Ele também soa como se tivesse algo a dizer.  ‘I’m On My Way’ começa com outro ritmo oriental. Aqui ouvimos aquela voz que nos fez apaixonar pela música de Steve Mason em primeiro lugar. Melodioso. Emotivo. Ligeiramente cadenciado e cheio de belas harmonias. Em seguida, o refrão começa: “Aqui estou / Segure minha alma / Nunca vou me contentar com o rock and roll”. Aqui parece que Mason está nos dizendo que correr atrás de dinheiro não o deixará feliz. Em vez disso, é melhor seguir seu próprio caminho. 

 

O ex-Beta Band retorna, misturando a política pós-Brexit com um alegre senso de escapismo para criar sua declaração musical mais vívida e vibrante até hoje. Steve Mason – Irmãos e IrmãsSteve Mason sempre se esforçou para fazer grandes e imponentes declarações musicais. Seja como líder da The Beta Band no final dos anos 90, sob seu disfarce de King Biscuit Time , ou em álbuns solo mais recentes como About The Light e Meet The Humans , ele mostrou uma habilidade especial para criar música que canaliza a panorâmica enquanto visa inspirar, elevar e persuadir. O último álbum, Brothers & Sisters, o vê construindo sobre esses interesses musicais há muito estabelecidos, mas, mais importante, também adiciona novos elementos à mistura para oferecer uma audição atraente. Ele sai dos blocos com uma rapidez impressionante, com cada pista se baseando na anterior para criar uma corrida inicial formidável.

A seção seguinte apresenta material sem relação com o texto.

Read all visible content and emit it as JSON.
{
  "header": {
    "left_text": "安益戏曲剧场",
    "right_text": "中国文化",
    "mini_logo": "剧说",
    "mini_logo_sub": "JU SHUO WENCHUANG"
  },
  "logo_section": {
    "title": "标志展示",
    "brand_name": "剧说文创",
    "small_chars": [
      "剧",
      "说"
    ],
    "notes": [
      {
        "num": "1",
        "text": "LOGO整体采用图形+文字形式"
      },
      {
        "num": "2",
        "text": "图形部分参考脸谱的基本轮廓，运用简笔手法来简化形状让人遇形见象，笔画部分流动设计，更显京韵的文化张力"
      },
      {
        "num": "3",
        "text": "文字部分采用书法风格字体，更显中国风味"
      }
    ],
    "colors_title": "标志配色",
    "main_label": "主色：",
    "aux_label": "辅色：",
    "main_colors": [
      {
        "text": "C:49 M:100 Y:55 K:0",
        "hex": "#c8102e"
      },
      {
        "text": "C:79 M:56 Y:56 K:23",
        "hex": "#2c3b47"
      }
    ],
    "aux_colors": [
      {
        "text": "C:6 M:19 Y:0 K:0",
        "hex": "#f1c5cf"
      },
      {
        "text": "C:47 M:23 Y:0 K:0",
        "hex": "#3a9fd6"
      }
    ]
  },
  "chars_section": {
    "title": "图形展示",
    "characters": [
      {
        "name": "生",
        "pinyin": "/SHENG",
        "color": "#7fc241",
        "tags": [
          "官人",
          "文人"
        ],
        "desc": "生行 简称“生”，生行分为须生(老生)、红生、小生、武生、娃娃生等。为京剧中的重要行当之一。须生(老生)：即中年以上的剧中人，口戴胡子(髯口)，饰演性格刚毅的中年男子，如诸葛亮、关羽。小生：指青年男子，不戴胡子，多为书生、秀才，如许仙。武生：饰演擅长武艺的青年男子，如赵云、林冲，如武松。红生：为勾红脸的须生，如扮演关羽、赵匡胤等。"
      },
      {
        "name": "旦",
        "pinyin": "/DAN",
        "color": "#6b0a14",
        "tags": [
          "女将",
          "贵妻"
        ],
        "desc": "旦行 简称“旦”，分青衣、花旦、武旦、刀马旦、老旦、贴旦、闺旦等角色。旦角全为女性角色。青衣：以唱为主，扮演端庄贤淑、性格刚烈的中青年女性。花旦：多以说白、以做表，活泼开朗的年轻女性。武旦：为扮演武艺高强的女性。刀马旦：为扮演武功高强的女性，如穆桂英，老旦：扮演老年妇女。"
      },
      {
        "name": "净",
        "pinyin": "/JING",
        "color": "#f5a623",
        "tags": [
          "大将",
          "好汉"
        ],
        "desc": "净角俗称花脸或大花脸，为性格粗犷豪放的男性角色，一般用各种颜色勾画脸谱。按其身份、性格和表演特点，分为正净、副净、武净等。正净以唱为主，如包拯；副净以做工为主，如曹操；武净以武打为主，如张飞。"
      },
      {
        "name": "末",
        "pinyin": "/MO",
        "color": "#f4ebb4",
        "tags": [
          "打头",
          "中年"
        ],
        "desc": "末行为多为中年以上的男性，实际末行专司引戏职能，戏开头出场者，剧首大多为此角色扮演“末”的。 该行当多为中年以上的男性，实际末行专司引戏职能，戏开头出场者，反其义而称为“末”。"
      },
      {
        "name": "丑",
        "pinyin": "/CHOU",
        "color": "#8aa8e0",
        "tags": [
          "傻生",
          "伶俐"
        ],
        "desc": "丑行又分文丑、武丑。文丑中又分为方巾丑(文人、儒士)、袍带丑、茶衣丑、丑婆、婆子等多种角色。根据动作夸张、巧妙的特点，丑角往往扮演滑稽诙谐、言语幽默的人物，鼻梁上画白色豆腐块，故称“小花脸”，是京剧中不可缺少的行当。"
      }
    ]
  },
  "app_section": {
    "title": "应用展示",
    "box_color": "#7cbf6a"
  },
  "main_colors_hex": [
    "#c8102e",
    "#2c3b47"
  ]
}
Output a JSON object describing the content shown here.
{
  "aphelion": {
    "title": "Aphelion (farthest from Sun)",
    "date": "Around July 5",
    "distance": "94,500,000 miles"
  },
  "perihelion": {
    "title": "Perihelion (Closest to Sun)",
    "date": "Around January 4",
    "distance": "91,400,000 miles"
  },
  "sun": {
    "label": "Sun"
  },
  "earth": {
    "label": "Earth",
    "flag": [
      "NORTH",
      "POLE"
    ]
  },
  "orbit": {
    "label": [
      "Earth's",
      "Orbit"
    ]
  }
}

‘No More’, o primeiro single do álbum, pode ser a coisa mais cativante que Mason já colocou em seu nome. Grandes linhas de baixo pulsantes. Aqueles vocais crescentes. O refrão é simplesmente: “Você tentou pegar meu céu / Você tentou pegar meu nome / Este é o povo cantando / Não somos os mesmos”, então o cantor de reprodução de Bollywood Javid Bashir se junta a essa justaposição de ideologias musicais orientais e ocidentais funciona bem, puramente por seu respeito inerente.

Brothers & Sisters, o quinto álbum solo de Steve Mason, também é um dos melhores. Voltando à experimentação anterior e ornamentada que definiu sua liderança na The Beta Band, Brothers & Sisters é uma audição direta e refrescante, cheia de melodia e estranheza. Enquanto About The Light de 2019 às vezes beirava o óbvio, há muita invenção e curiosidade em andamento em Brothers & Sisters, desde o ameaçador hino corporativo de abertura Devo-esque Mars Man até a bela faixa-título de encerramento que busca redenção na pista de dança. Traveling Hard com seus ganchos carregados de trompas, linha de baixo e coro gospel demonstra como Mason agora é capaz de alcançar as ideias que ele só poderia sugerir duas décadas atrás. irmãos & Daryl Easlea.

Realmente não importa que Steve Mason se intitula – a música é sempre ótima. Tem aquela centelha inventiva que você não vê com tanta frequência. Se ele está chamando a si mesmo de The Black Affair, King Biscuit Time ou é um membro do Knave, The Beta Band, a 2ª Geração  , SetXis ou Alien Stadium, a música é sempre ótima. Em ‘Brothers And Sisters’, ele parece se sentir confortável em estar em sua pele e escrever músicas edificantes que não têm uma mensagem política massiva, embora haja uma. Não tem uma mensagem massivamente pessoal, embora esteja lá. Em vez disso, ele escreveu um álbum para todos.